Réflexions de Francis Alÿs

« Marche

Il n'y a pas de théorie de la marche, juste une conscience de la marche. Mais il peut y avoir une certaine sagesse qui accompagne l'acte de marcher. Il s'agit plutôt d'une attitude, et c'est une attitude qui me convient très bien. C'est un état dans lequel on peut être à la fois tout à fait attentif à tout ce qui se passe dans notre vision périphérique et à tout ce que l'on entend et en même temps être tout à fait perdu dans ses propres pensées.

Marcher, en particulier errer ou flâner, c'est déjà – en rapport à la culture de la vitesse de notre époque – une sorte de résistance. Paradoxalement, il s'agit aussi du dernier espace privé, à l'abri du téléphone et des courriels. Mais il se fait que c'est aussi une méthode très immédiate pour laisser des histoires se déployer.

La marche n'est pas une technique, c'est une attitude.
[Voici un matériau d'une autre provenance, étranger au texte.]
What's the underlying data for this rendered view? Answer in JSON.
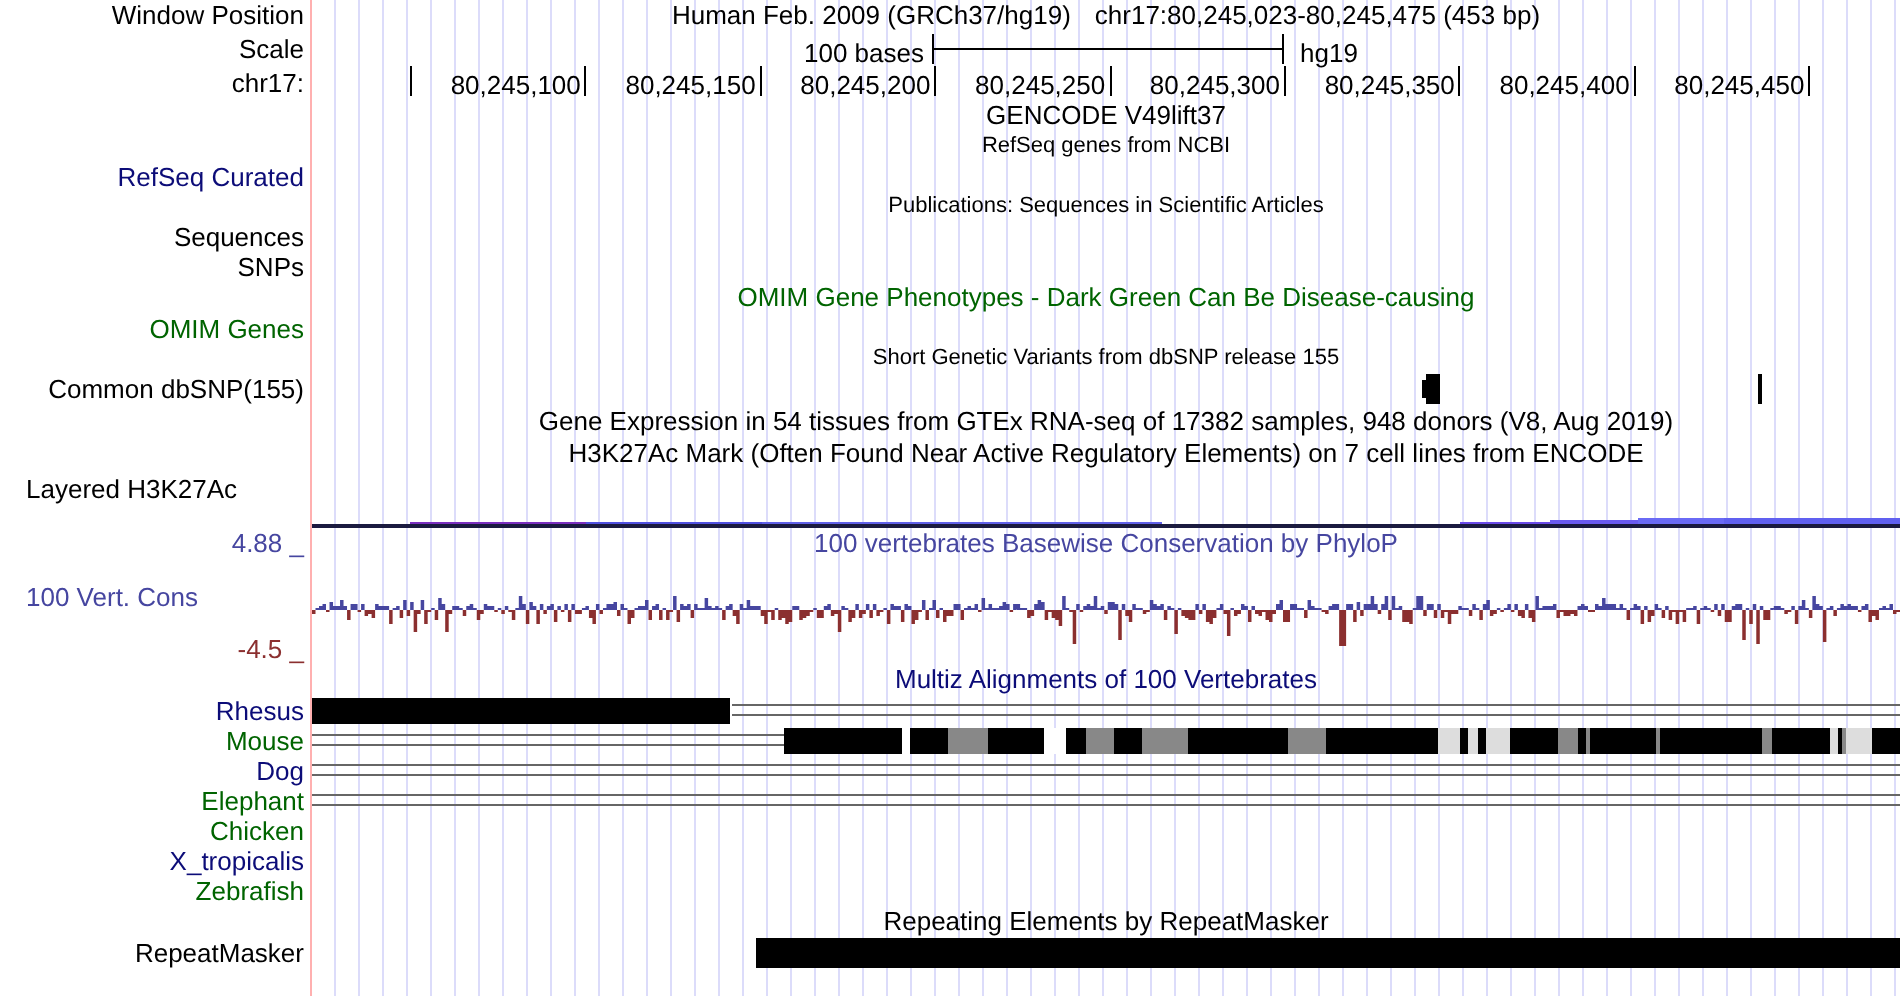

Marcher est un moyen très immédiat et très commode d'interagir et, éventuellement, d'interférer dans un contexte donné.

La marche procure un état de conscience prolifique. À l'ère du numérique, c'est aussi l'un des derniers espaces privés284 . »

« Poétique/Politique

Parfois faire quelque chose de poétique peut devenir politique et parfois quelque chose de politique peut devenir poétique.

La licence poétique agit comme un hiatus dans l'atrophie d'une crise sociale, politique, militaire ou économique. Par le biais de la gratuité ou de l'absurdité, l'art provoque un moment de suspension de toute signification, un sentiment fugace de non-sens qui révèle l'absurdité d'une situation et qui, à travers cet acte de transgression, vous fait faire un pas en arrière ou un pas de côté et vous amène à réviser vos présuppositions sur cette réalité. Et lorsque le processus poétique parvient à provoquer cette subite perte de conscience de soi qui permet à son tour de se distancier de la situation immédiate, alors le poétique peut être en mesure d'entraîner une pensée politique.
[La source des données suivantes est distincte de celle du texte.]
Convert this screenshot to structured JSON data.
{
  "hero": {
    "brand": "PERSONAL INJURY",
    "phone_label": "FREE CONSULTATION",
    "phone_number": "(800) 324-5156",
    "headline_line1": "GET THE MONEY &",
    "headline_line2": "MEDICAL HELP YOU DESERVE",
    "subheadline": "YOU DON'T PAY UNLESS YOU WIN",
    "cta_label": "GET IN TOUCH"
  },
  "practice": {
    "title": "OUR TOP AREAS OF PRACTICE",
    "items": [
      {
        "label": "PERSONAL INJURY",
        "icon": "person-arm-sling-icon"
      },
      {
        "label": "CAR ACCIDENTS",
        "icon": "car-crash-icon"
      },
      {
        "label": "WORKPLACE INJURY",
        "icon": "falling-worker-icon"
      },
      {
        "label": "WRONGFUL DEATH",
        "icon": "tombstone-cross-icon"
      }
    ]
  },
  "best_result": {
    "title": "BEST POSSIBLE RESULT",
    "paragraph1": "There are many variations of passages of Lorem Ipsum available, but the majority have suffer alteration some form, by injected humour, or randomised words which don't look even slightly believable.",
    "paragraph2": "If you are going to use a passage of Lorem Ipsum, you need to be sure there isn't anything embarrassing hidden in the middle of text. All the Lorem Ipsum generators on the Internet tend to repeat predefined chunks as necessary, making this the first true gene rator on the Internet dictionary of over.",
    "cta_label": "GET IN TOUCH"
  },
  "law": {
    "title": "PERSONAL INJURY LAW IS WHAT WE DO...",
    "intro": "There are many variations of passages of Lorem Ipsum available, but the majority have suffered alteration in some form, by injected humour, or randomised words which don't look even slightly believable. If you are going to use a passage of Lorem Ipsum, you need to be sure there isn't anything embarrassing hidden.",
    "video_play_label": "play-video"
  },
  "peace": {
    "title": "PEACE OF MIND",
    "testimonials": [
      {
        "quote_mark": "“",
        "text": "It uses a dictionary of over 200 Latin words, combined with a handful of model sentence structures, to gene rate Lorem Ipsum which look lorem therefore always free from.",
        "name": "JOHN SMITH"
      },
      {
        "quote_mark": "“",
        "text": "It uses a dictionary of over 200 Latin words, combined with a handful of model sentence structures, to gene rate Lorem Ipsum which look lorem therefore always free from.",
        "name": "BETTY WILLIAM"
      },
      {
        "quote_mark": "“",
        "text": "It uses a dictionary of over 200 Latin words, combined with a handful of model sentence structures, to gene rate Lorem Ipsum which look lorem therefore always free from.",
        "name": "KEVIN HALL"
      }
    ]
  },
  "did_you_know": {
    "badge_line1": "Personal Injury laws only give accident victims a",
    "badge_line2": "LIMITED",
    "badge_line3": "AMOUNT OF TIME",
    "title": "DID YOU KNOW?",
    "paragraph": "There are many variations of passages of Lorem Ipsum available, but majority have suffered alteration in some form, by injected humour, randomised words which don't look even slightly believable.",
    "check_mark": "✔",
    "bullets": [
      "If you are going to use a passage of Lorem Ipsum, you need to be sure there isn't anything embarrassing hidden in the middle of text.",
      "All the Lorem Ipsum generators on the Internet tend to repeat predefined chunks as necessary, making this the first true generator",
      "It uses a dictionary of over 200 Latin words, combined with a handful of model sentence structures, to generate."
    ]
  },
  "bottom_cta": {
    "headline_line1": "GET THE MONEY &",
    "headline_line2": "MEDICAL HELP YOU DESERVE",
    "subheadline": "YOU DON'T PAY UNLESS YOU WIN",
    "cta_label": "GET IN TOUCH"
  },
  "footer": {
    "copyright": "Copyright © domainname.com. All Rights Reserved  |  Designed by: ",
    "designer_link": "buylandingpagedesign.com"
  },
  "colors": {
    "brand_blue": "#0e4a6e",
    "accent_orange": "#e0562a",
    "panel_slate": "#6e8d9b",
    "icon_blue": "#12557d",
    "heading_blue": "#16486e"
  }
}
Ce que j'essaie de faire, en réalité, c'est de diffuser des histoires, de générer des situations à même de provoquer une distanciation subite et inattendue du contexte immédiat et capable de bouleverser la façon dont vous voyez les choses, capable de déstabiliser et de générer, l'espace d'un instant – en un clin d'œil – une vision différente de la situation, comme vécue de l'intérieur.

Je pense que l'artiste peut intervenir en provoquant une situation dans laquelle vous vous éloignez subitement de votre quotidien et regardez les choses sous un angle différent, ne serait-ce que l'espace d'un instant. C'est peut-être là l'apanage de l'artiste et c'est en ce sens que son domaine d'intervention diffère de celui d'une ONG ou d'un journaliste local.
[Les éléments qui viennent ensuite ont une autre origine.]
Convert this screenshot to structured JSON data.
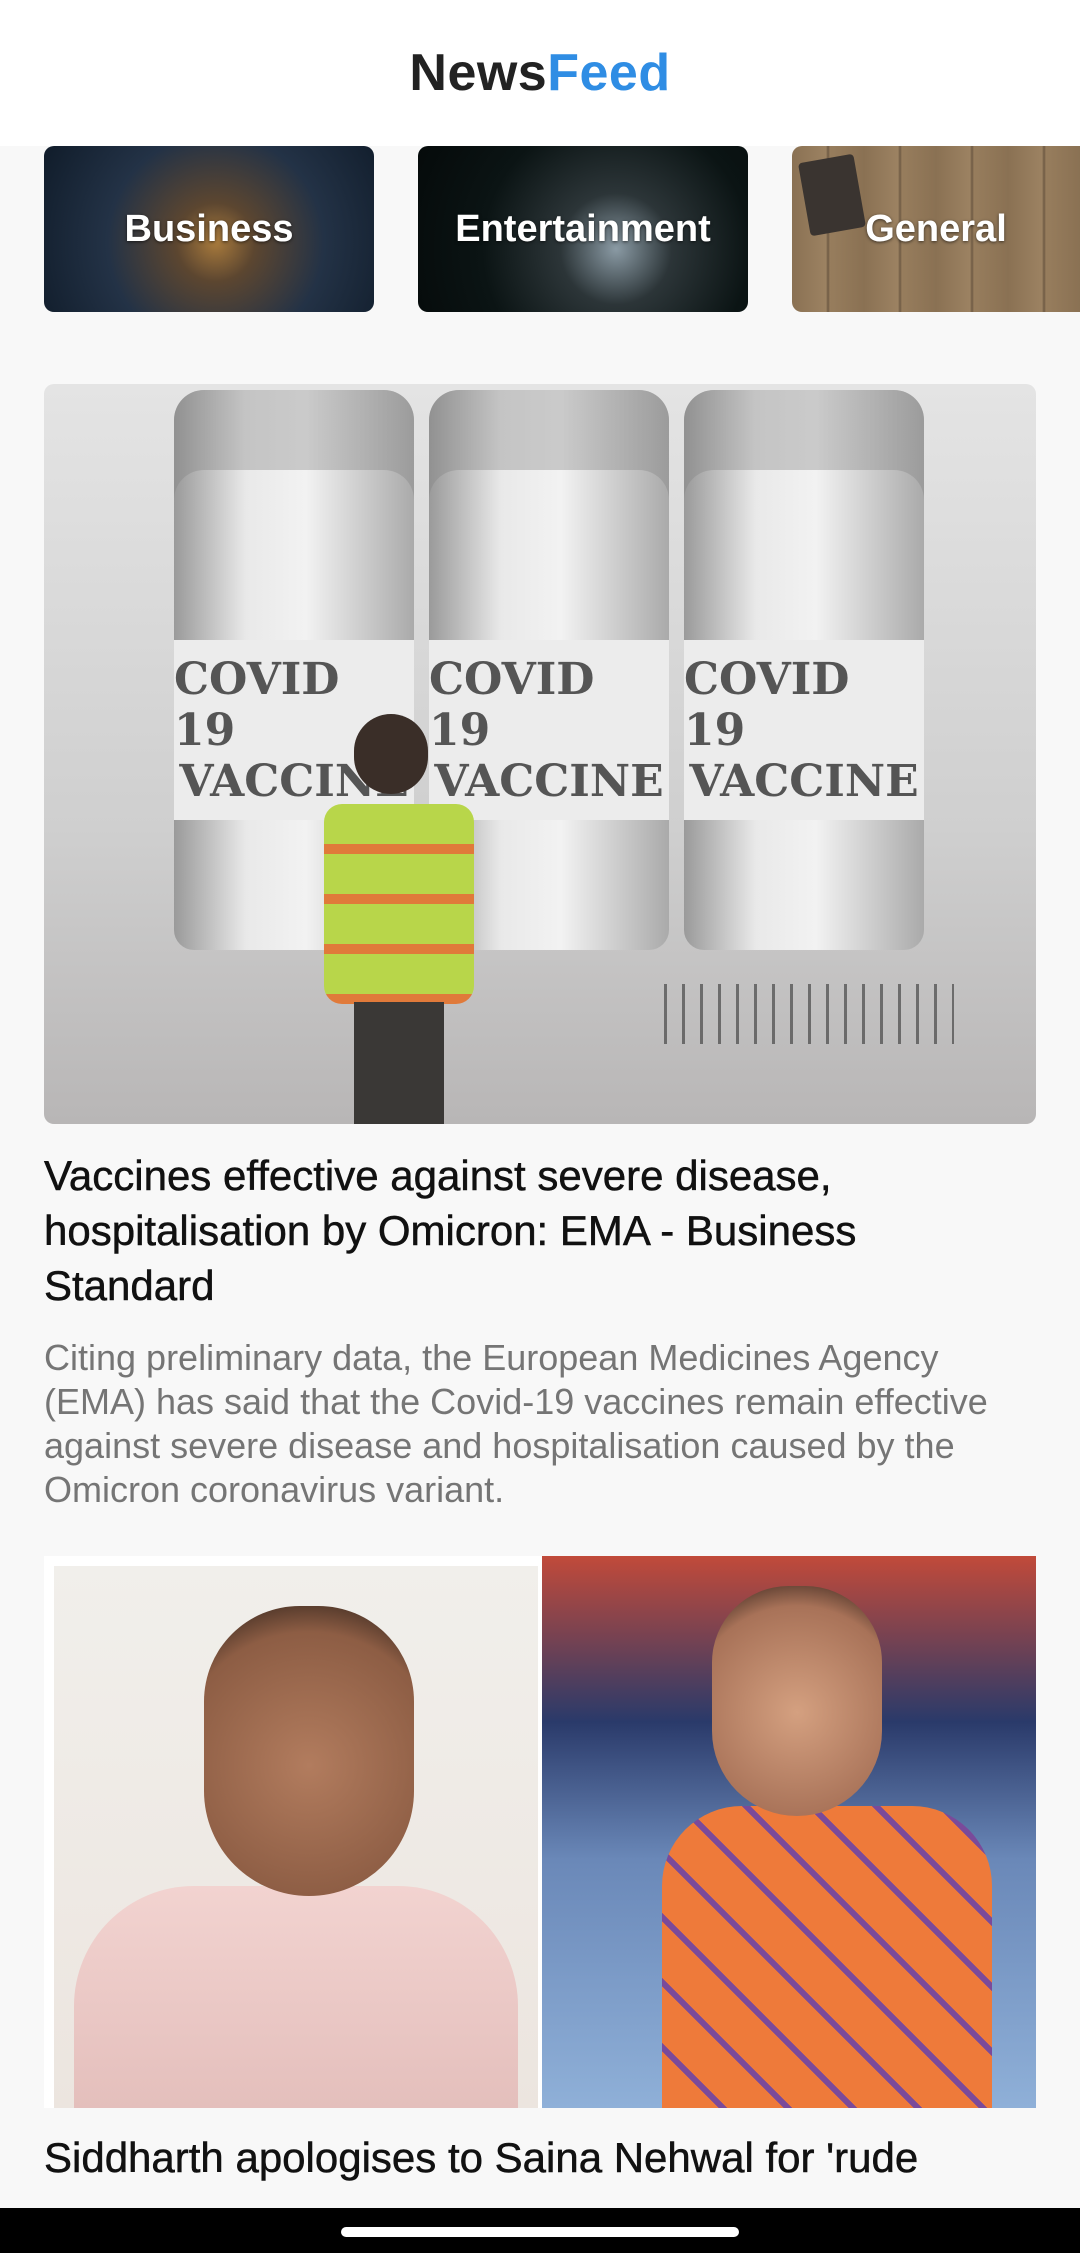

À différence du journaliste, du scientifique, de l'intellectuel ou du militant, la société autorise l'artiste (et peut-être même est-ce là ce qu'elle attend de lui) à poser des axiomes sans avoir à les démontrer285 . »

284 « Francis Alÿs : A à Z », sélection de Klaus Biesenbach et Cara Starke, trad. de l'anglais Zoé Derleyn, in

Francis Alÿs : A Story of Deception, op. cit., p. 37. 285 Ibid., p. 39.